Вместо этого кипела другая работа. В здании ВАСХНИЛ в Большом Харитоньевском переулке, в том же помещении, где располагался кабинет Турбина, была освобождена комната под дирекцию нового института, которую раньше занимал помощник Турбина. С утра там появлялись Мадатова и чаще всего Гоша: они подсаживались к телефону и начинали обзванивать друзей и знакомых, исполняли поручения Турбина («по-хозяйственным» надобностям).

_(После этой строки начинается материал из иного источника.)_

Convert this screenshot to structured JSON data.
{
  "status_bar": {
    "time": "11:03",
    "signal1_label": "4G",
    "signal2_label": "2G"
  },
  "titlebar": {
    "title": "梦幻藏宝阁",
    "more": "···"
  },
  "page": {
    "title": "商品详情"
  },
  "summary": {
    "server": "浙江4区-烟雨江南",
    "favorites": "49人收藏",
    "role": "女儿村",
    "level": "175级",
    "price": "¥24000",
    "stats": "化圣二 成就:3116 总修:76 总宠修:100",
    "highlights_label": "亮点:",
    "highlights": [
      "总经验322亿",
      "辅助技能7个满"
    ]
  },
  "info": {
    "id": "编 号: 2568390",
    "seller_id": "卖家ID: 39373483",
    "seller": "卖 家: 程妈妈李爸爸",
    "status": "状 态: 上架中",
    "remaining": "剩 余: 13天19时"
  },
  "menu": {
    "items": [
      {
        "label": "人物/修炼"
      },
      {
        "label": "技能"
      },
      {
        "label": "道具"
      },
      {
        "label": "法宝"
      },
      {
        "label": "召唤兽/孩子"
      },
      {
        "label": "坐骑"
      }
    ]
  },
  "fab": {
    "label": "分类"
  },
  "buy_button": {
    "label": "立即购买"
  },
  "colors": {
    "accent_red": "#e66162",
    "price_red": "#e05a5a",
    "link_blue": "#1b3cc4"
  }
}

К концу рабочего дня все собирались вместе, и тогда в прокуренной атмосфере (Мадатова зверски курила, а по вечерам пела низким контральто любовные песни и жестокие романсы, подыгрывая себе на гитаре) вся компашка развлекалась. Вообще от «молекулярных кадров» исходил бодряцкий настрой.
[Шиповская, которая много лет назад перестала заниматься научной деятельностью, ничего не понимала в молекулярной биологии и генетике. Турбин зачислил ее в собственную лабораторию. Сам он тоже знал о молекулярных делах только понаслышке, потому сформулировать для своей лаборатории научную тематику не мог и именовал ее по старинке «Лабораторией гетерозиса». Однако ему хотелось, чтобы и в его лаборатории появилось что-то новое: на молекулярном или клеточном уровне. Выход из положения был найден простой: на одной из конференций Научного совета по молекулярной биологии и генетике, которые я ежегодно, начиная с 1972 года, собирал, Турбин услышал доклад профессора Р. Г. Бутенко из Института физиологии растений АН СССР. Бутенко рассказывала о методах выращивания культур тканей растений, а за обедом проронила, что сейчас Академия наук СССР получила предложение от французского научного центра, лидера в этой области, послать несколько человек на стажировку. Турбин тут же, пользуясь своим высоким положением и связями, закрепил за собой одно из мест, и теперь надо было решать, кого послать. Нужен был клеточный биолог, молодой, активный, свободно владеющий французским языком, новыми методами работы с клетками, нуклеиновыми кислотами, знающий другие биохимические методы. Такого кандидата не было, и тогда Турбин, видимо, не осознавая того, что он делает, отправил на несколько месяцев во Францию Шиповскую. Турбину и в голову не приходило, как он роняет престиж советской науки и своей страны, посылая на Запад такого кандидата. Разумеется, ничем, кроме конфуза, ее визит в глазах французов не выглядел, а по возвращении Шиповская не смогла выполнить ни одного исследования в новой области и никого не научила новым методам.]
1
Потери картофеля при хранении урожая достигали огромных размеров в значительной степени из-за вирусного заражения клубней. До Атабекова проблема получения и использования в хозяйственных масштабах посевного материала картофеля, в клубнях которого не было бы вирусов, была в мировой литературе уже изучена и методы получения безвирусного картофеля хорошо разработаны. Ничего плохого в том, что Атабеков решил применить в СССР хорошо известные в мире методы или тем более усовершенствовать их, конечно, не было. Однако о мировом опыте он предпочитал помалкивать, выдавая свои действия за последнее достижение человеческого гения. Несмотря на шумиху, поднимавшуюся Атабековым, Мелик-Саркисовым и их подопечными, Россия до сих пор уступает Западу в проблеме безвирусного посадочного материала, и огромные средства, потраченные для повторения ими уже известных приемов, обещанной пользы России не принесли.